Notes from a composer, Part 8 - In the wilderness
What are wrong notes? Why do some seem better than others? Why will some just not do? Why did things flow before, and now everything I write appears to me inadequate? Actually, I have started the piece – I’ve got about 25 seconds to be precise. But the difficulty – and this is so often the case – is how to continue. Many still romantically think it is all about waiting for the muse, for inspiration to strike. But composing is a craft, as much as - perhaps more than - an art. And the issue is all about how to keep the initial image, the inspiration if you wish, in focus as it is extended in time. And now the notes of continuation weaken and dilute.
Many pieces of course do not have just one image – they are narrative in one way or another, pushing and pulling across a landscape, creating a drama. The music has goals, small and large. These are places to work towards – and the notes come in relation to a larger viewpoint. Britten often used to plan out his pieces with rhythms only at first. Birtwistle likes to talk of the importance of the clarity of the big picture – and the danger of not seeing the wood for the trees.
Part of my problem perhaps stems from the fact that I’ve moved away as a composer from big designs. Once I did plan out before, and then ‘fill in’. But this often led to a feeling of lack of control over moment-to-moment decisions as to how the music should move. Things felt like they lacked spontaneity. As a result I think my music is much better now in terms of the element of surprise, in its flexibility of form and expressive nuance. But the flip-side is that I have to be pleased with what I’m doing many, many more times while writing – and right now I’m not!
Do I need to create some goals, some more purpose? I’ve tried – but then the music feels too relentless, too driven – the scherzo lightness is lost. Should I try all the harder to stick with the initial sounds I’ve created? These comprise a single darting line criss-crossing across the orchestra. I could, but when I’ve tried this it feels something of a cop-out. The music needs to keep that freshness but also elaborate, and move off in new directions, rhythmically and pitch-wise – otherwise something too static will set in. Perhaps I am simply not aware enough of the potential of the sounds and musical figures already written contain? Should I analyse them more? Certainly all my continuations appear to shoot off too wildly at the point I’m at. Yet I do know the sounds rather well, even if by intuition as much as labeling – and all that rather goes against my way of doing things at present.
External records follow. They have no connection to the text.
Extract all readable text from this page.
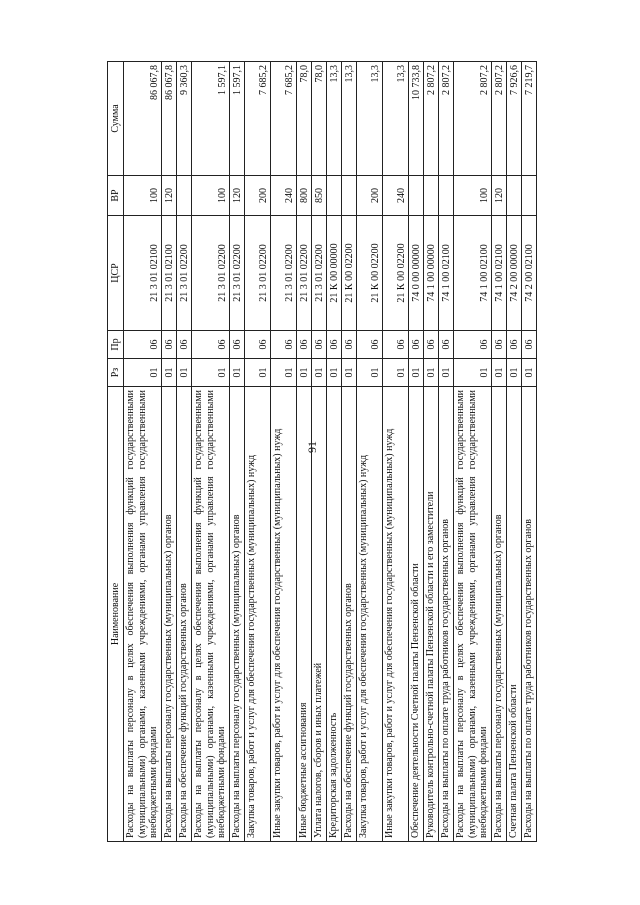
91
Наименование	Рз	Пр	ЦСР	ВР	Сумма
Расходы на выплаты персоналу в целях обеспечения выполнения функций государственными (муниципальными) органами, казенными учреждениями, органами управления государственными внебюджетными фондами	01	06	21 3 01 02100	100	86 067,8
Расходы на выплаты персоналу государственных (муниципальных) органов	01	06	21 3 01 02100	120	86 067,8
Расходы на обеспечение функций государственных органов	01	06	21 3 01 02200		9 360,3
Расходы на выплаты персоналу в целях обеспечения выполнения функций государственными (муниципальными) органами, казенными учреждениями, органами управления государственными внебюджетными фондами	01	06	21 3 01 02200	100	1 597,1
Расходы на выплаты персоналу государственных (муниципальных) органов	01	06	21 3 01 02200	120	1 597,1
Закупка товаров, работ и услуг для обеспечения государственных (муниципальных) нужд	01	06	21 3 01 02200	200	7 685,2
Иные закупки товаров, работ и услуг для обеспечения государственных (муниципальных) нужд	01	06	21 3 01 02200	240	7 685,2
Иные бюджетные ассигнования	01	06	21 3 01 02200	800	78,0
Уплата налогов, сборов и иных платежей	01	06	21 3 01 02200	850	78,0
Кредиторская задолженность	01	06	21 К 00 00000		13,3
Расходы на обеспечение функций государственных органов	01	06	21 К 00 02200		13,3
Закупка товаров, работ и услуг для обеспечения государственных (муниципальных) нужд	01	06	21 К 00 02200	200	13,3
Иные закупки товаров, работ и услуг для обеспечения государственных (муниципальных) нужд	01	06	21 К 00 02200	240	13,3
Обеспечение деятельности Счетной палаты Пензенской области	01	06	74 0 00 00000		10 733,8
Руководитель контрольно-счетной палаты Пензенской области и его заместители	01	06	74 1 00 00000		2 807,2
Расходы на выплаты по оплате труда работников государственных органов	01	06	74 1 00 02100		2 807,2
Расходы на выплаты персоналу в целях обеспечения выполнения функций государственными (муниципальными) органами, казенными учреждениями, органами управления государственными внебюджетными фондами	01	06	74 1 00 02100	100	2 807,2
Расходы на выплаты персоналу государственных (муниципальных) органов	01	06	74 1 00 02100	120	2 807,2
Счетная палата Пензенской области	01	06	74 2 00 00000		7 926,6
Расходы на выплаты по оплате труда работников государственных органов	01	06	74 2 00 02100		7 219,7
Another possibility is just to set the movement aside and move on to No.6? I’ve tried this too – but though I’ve started it, I am troubled by not finishing No.5. Somehow, I think the sixth will be better for having finished the fifth!
So what to do? As the meditator does, perhaps: keep replacing the object of meditation in front of the internal eyes – and the ears – and look for a renewed concentration upon it. And also, perhaps, admit once again some more conscious planning. Perhaps, on reflection, my reliance on instinct to sort things out is to rely too much on being inspired. Perhaps I do need to map out some more. From that framework, that side of compositional craft, the right notes – I hope – will again spring.